I read Tap Roots hoping for an American story about the struggle for freedom and also for an always-timely memorial to Southern Unionism. I was partly rewarded by passages like this one:
Never was a stranger assembly gathered…. Scots and Irish, English and Germans, Cajuns and two Negroes — a tiny melting pot that must be tried by fire to prove to mankind that fire and blood can melt all races and blend them into a new being…. The scum of the South was represented. Fire can purify scum. The illiterate, the suspicious — they were there, too. Deserters and draft dodgers, abolitionists and Unionists — five hundred men with nothing in common except a burning fervor for freedom as they understood freedom.
(That last phrase, “as they understood freedom,” is pretty ominous, especially in a story about the Civil War South.)
For the most part, however, author James Street, despite his eagerness to tell the story of Southern Unionists and abolitionists, does so as a Southern and not as an American patriot, and no love of freedom can supersede his hatred for the Yankee. His unwillingness to concede the moral high ground to the Union spoils his narrative of Southern Unionists, whom he might otherwise have portrayed as standing on that same moral high ground. His “Unionists” are really only succeeding from the Confederacy, not remaining loyal to the Union, because, although the South was wrong, the North could not have been right. Therefore, Street’s novel ends up being not all that different from the usual Confederate apologia, brimming with assertions that Lincoln was a mere schemer, that Northern wage slaves were worse off than Southern chattel slaves, and even that Southern abolitionists were better than Northern ones. The latter group garners the vast majority of Street’s ire. Through his characters, he mocks the idea that his protagonists, Southern abolitionists, would have found common cause with their Northern counterparts, over something as obvious as a revulsion toward slavery:
Hoab said, ‘Some of our Tennessee members think we should join forces with the Yankee abolitionists. They say there is strength in union.’ ‘They are loonies,’ Keith said. ‘The Northern abolitionists are fools and we know it. Somebody ought to shoot Sumner. He’s doing our cause more harm than John Brown.’
In fact, nobody comes in for nastier abuse in this book than Harriet Beecher Stowe (author of Uncle Tom’s Cabin) and Henry Ward Beecher.
Of course, the ironic thing is that Street could have better vindicated the South by hating the Yankees less and developing his own Southern characters more as Americans with a universal conception of freedom. Alas, the defensive tone prevails. Street’s bitterness is that of the proud man (or child), directed against those who would expose his faults, faults of which he is well aware, which he insists he will address in his own sweet time, but which no outsiders can raise a peep about — especially since they’re just as bad, nyah nyah n’nyah nyah. I am reminded that Indian nationalism only took shape after the British banned the burning of widows in India. For fueling aggrievement, nothing beats being wrong.
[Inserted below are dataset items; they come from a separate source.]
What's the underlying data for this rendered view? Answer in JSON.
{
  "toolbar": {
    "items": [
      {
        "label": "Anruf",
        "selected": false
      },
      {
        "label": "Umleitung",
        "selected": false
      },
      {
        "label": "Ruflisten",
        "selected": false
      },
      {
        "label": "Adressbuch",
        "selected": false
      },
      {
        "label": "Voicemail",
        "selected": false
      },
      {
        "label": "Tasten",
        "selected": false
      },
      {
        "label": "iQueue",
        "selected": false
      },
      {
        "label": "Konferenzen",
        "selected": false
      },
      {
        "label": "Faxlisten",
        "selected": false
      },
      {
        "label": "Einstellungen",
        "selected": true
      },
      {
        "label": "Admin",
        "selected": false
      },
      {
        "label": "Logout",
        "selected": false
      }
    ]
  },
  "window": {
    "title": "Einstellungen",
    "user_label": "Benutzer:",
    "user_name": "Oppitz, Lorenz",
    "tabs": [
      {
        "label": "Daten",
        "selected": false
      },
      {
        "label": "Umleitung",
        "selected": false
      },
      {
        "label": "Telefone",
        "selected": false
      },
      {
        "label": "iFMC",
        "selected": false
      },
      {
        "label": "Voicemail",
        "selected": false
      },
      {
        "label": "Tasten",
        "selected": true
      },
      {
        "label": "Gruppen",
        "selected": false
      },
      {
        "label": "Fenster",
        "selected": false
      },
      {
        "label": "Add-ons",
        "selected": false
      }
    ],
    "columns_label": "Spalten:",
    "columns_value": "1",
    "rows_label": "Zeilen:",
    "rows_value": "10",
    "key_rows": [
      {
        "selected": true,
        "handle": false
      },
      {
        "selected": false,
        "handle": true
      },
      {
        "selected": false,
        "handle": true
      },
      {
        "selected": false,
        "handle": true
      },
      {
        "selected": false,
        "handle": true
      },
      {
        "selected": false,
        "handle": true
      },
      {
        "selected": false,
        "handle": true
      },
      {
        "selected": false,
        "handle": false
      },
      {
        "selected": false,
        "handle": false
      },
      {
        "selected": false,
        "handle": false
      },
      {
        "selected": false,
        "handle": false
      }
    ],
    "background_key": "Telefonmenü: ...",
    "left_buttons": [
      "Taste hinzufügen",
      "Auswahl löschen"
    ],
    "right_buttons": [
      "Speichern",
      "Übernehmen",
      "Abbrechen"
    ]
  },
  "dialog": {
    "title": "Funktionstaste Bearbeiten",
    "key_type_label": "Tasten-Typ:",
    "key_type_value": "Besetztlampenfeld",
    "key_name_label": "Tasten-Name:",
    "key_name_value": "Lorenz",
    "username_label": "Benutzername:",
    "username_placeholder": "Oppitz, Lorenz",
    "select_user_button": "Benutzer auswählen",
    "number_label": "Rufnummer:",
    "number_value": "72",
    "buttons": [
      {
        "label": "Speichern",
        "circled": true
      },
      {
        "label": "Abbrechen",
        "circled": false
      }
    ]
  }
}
Oddly, Street’s peevishness occasionally attains Marxist dimensions, as in:
‘I know and you know that slavery is not the root of this situation. We are going through another phase of our Revolution. Of course, slavery is wrong. It’s stupid. It’s as wrong to own a man as it is to work a child fourteen hours a day as they do in Massachusetts. But that’s not the point. the real clash is between artisans and farmers, the age-old clash of manufacturers and people who build up an agrarian culture, such as the South’s.’
and:
‘Queen Victoria’s antagonism for slavery has nothing to do with it. The English merchants who really rule that land will brush her aside if necessary.’
On reflection, it appears to me that Street’s coincidental Marxism makes sense. The theory of historical materialism is fully in keeping with the spiteful Southerner’s project of removing all morality and idealism from history, a project he takes on because he can claim neither for himself. If he can’t have the moral high ground, then no one else will, dammit. The idea that money makes the world go around is the common coin of all cynical minds.